Pietersen is so completely and utterly oblivious to the way he is making other people feel that he still insists – and he reiterated the point on BBC Radio 4 on Tuesday morning – that he could come back, that he is “not prepared to accept that I will never play for England again”, even after he has used his book to insult the captain and the coach of the side, the chairman and managing director of the ECB, and the chief of selectors. His autobiography is the most comprehensive act of bridge burning since William Holden parachuted into the River Kwai. The second half is, in intent and purpose, just one long screed against the people Pietersen feels have wronged him. Imagine spending a long evening in the pub listening to the single most miserable of your friends b1tch about their colleagues and you have an idea of what it’s like to read it in a single sitting.
In amongst all this bilious, vindictive, guff there are some brilliantly astute points about what really went wrong, with the England team, with Flower’s management, and with English cricket.

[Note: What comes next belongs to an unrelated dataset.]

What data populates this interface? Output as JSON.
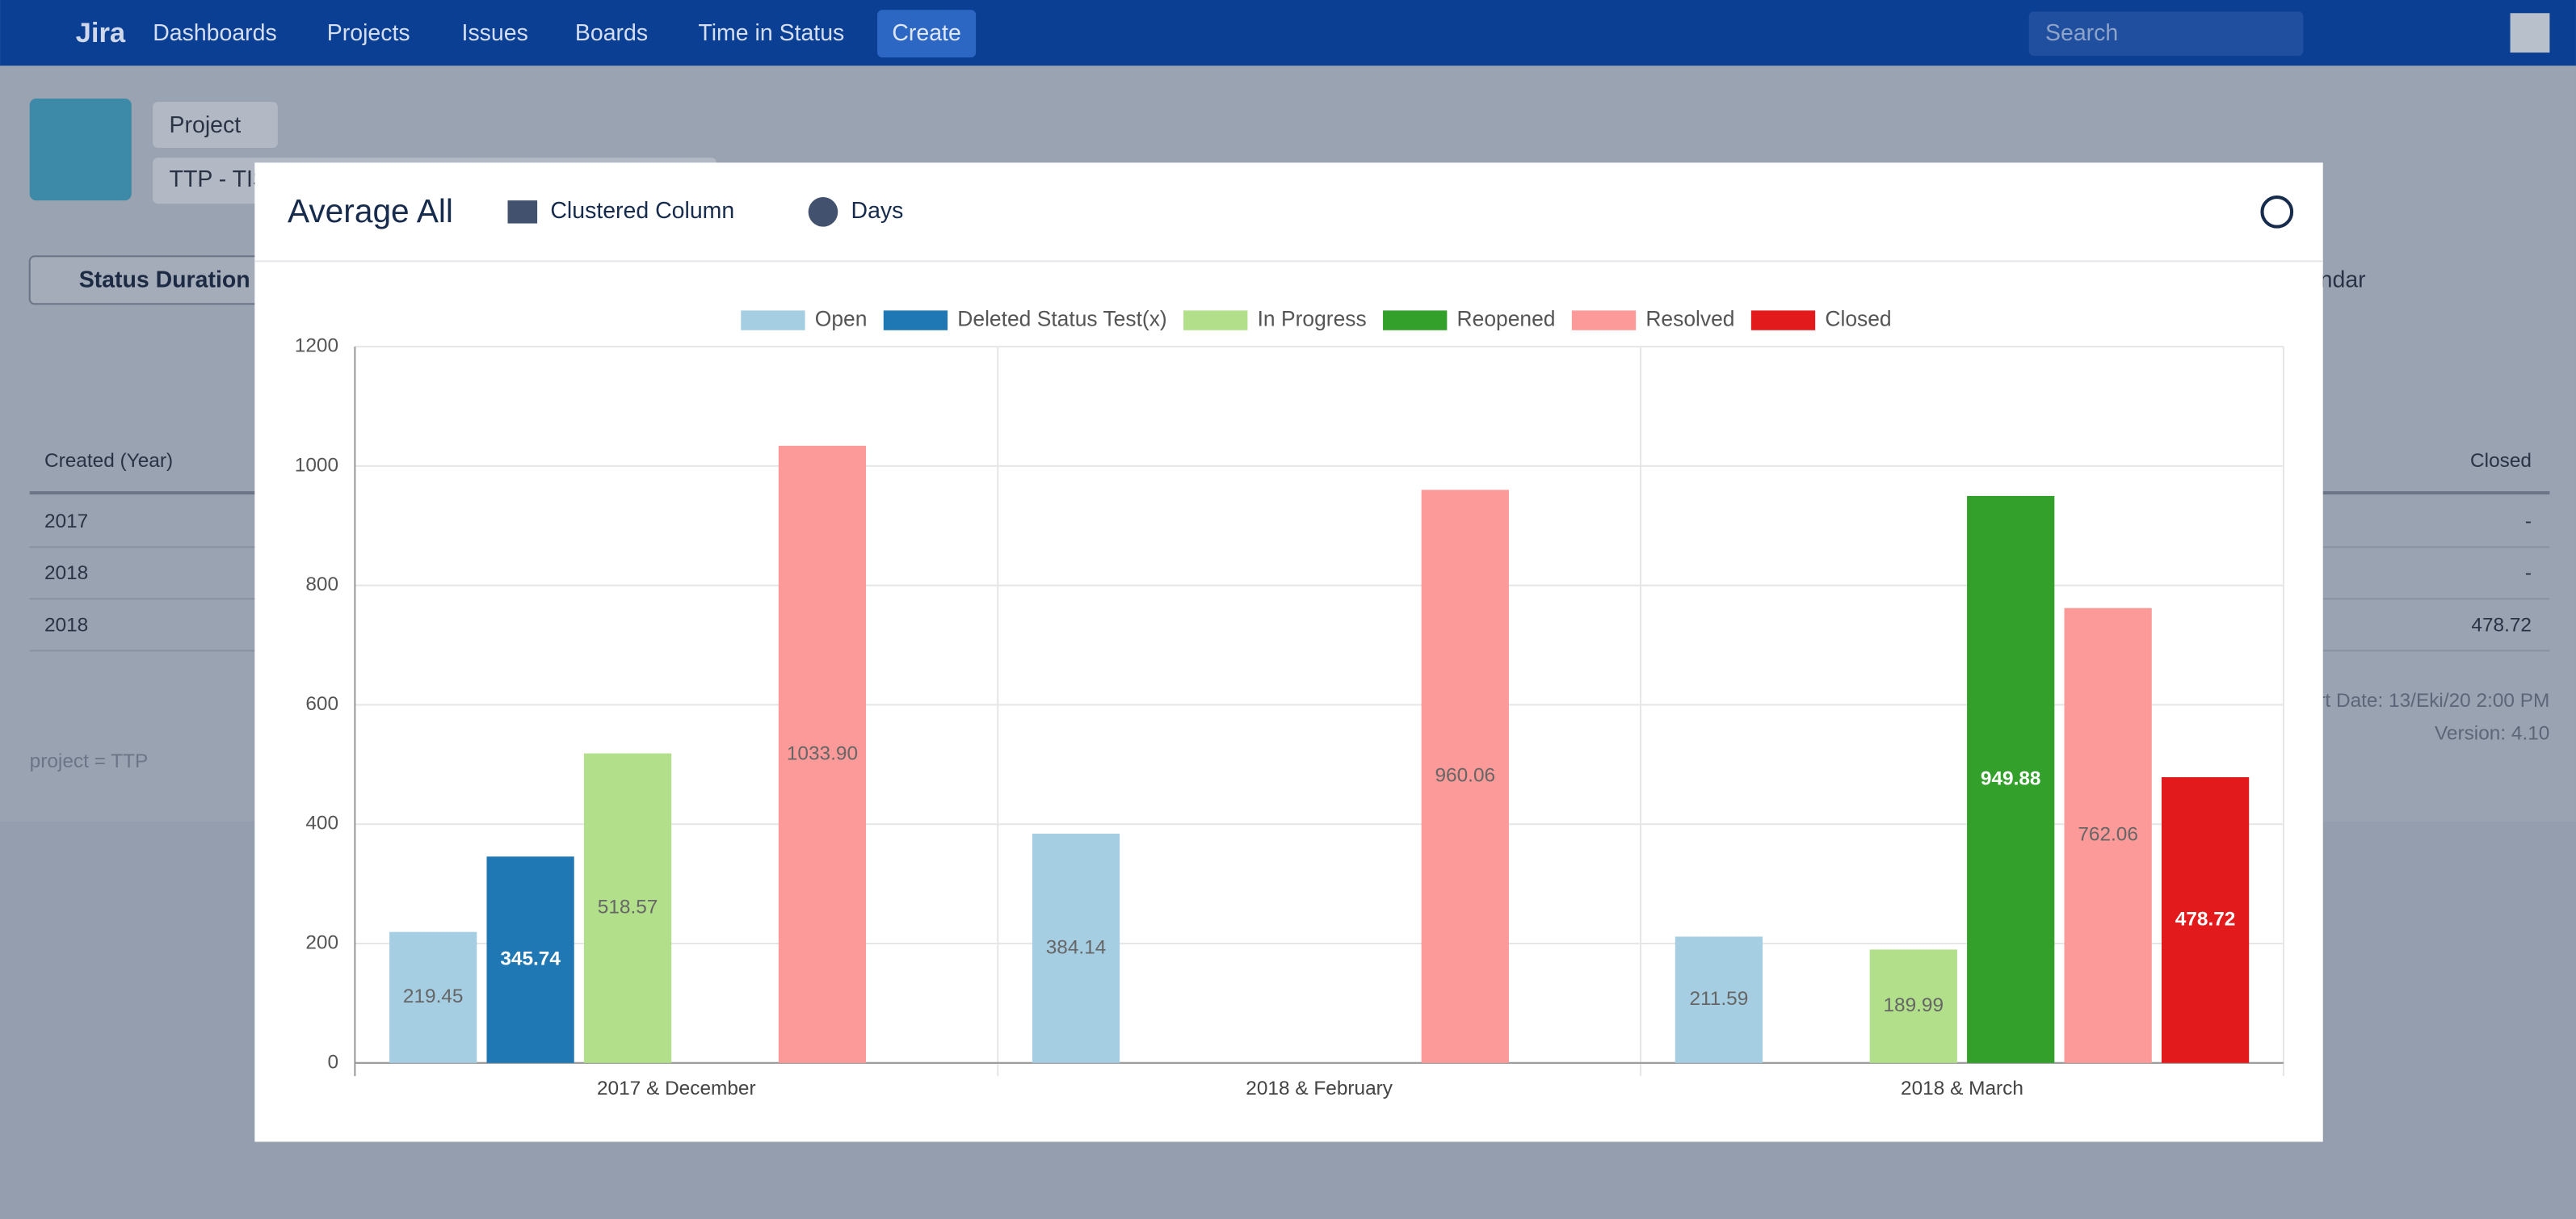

Flower, he says, “burdened us with all this bull$hit about legacy, kept us buttoned down and on edge”, “he produced an ugly team who ground wins by playing within our limits”. That will ring true to many, as will the observations about the management’s negligence of Jonathan Trott’s health, and the way in which the bowlers were allowed to bully and berate other players over their fielding. There are lessons here, ones that Peter Moores should learn. The ECB, too, should take heed of his criticisms of its “hypocritical” approach to the IPL, and their culture of “Glances. Whispers. Politics. Agendas.” But you have to winnow a lot of chaff to find the wheat.

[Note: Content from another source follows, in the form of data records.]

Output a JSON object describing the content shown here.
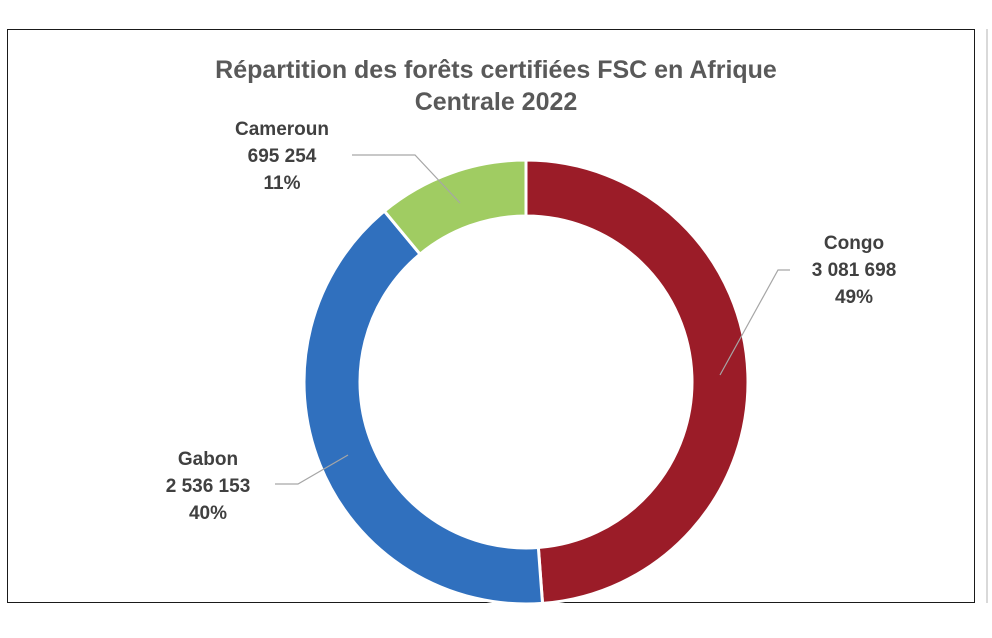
{
  "chart_data": {
    "type": "pie",
    "variant": "donut",
    "title_lines": [
      "Répartition des forêts certifiées FSC en Afrique",
      "Centrale 2022"
    ],
    "slices": [
      {
        "name": "Congo",
        "value": 3081698,
        "value_label": "3 081 698",
        "percent_label": "49%",
        "color": "#9b1c28"
      },
      {
        "name": "Gabon",
        "value": 2536153,
        "value_label": "2 536 153",
        "percent_label": "40%",
        "color": "#3070be"
      },
      {
        "name": "Cameroun",
        "value": 695254,
        "value_label": "695 254",
        "percent_label": "11%",
        "color": "#a0cc62"
      }
    ],
    "start_angle_deg": 0,
    "direction": "clockwise",
    "legend": "none",
    "leader_line_color": "#a6a6a6"
  }
}
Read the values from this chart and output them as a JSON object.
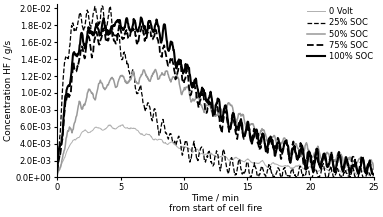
{
  "xlabel": "Time / min\nfrom start of cell fire",
  "ylabel": "Concentration HF / g/s",
  "xlim": [
    0,
    25
  ],
  "ylim": [
    0,
    0.0205
  ],
  "xticks": [
    0,
    5,
    10,
    15,
    20,
    25
  ],
  "ytick_vals": [
    0.0,
    0.002,
    0.004,
    0.006,
    0.008,
    0.01,
    0.012,
    0.014,
    0.016,
    0.018,
    0.02
  ],
  "ytick_labels": [
    "0.0E+00",
    "2.0E-03",
    "4.0E-03",
    "6.0E-03",
    "8.0E-03",
    "1.0E-02",
    "1.2E-02",
    "1.4E-02",
    "1.6E-02",
    "1.8E-02",
    "2.0E-02"
  ],
  "legend_labels": [
    "0 Volt",
    "25% SOC",
    "50% SOC",
    "75% SOC",
    "100% SOC"
  ],
  "line_colors": [
    "#b0b0b0",
    "#000000",
    "#999999",
    "#000000",
    "#000000"
  ],
  "line_styles": [
    "-",
    "--",
    "-",
    "--",
    "-"
  ],
  "line_widths": [
    0.7,
    0.9,
    1.1,
    1.3,
    1.5
  ],
  "background_color": "#ffffff",
  "figsize": [
    3.83,
    2.17
  ],
  "dpi": 100
}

All that is good will be lost. The advice will never reach the ears of those who need it most, and even if it does they’re unlikely to listen given the way in which it has been presented. Shame on Flower, for making such a mess of the team he helped create, shame on the English players, for being torn apart by such trivial issues, shame on the ECB for sacking its most talented batsman and then briefing against him, shame on Pietersen himself, for this pathetic indulgence of his personal vendettas. No one has come out of this well. And if the ECB and those injured by Pietersen’s book have any sense, they will learn what they can about what happened, resolve to not make the same mistakes again, and let the rest lie still. There is more dignity in silence. The only exception may be Matt Prior, who must feel he has earned the “right of reply” he mentioned on Twitter, given that he has been so thoroughly traduced that his reputation will never be quite the same again.
Towards the very end of the book Pietersen writes: “One day we’ll all be old guys playing a charity match somewhere, and we’ll look around at the craggy faces in the dressing room and wonder how we let our friendships fall to pieces.” It feels like the one lucid moment, the one resoundingly true passage, in the entirety of the final few chapters both of his book and his England career.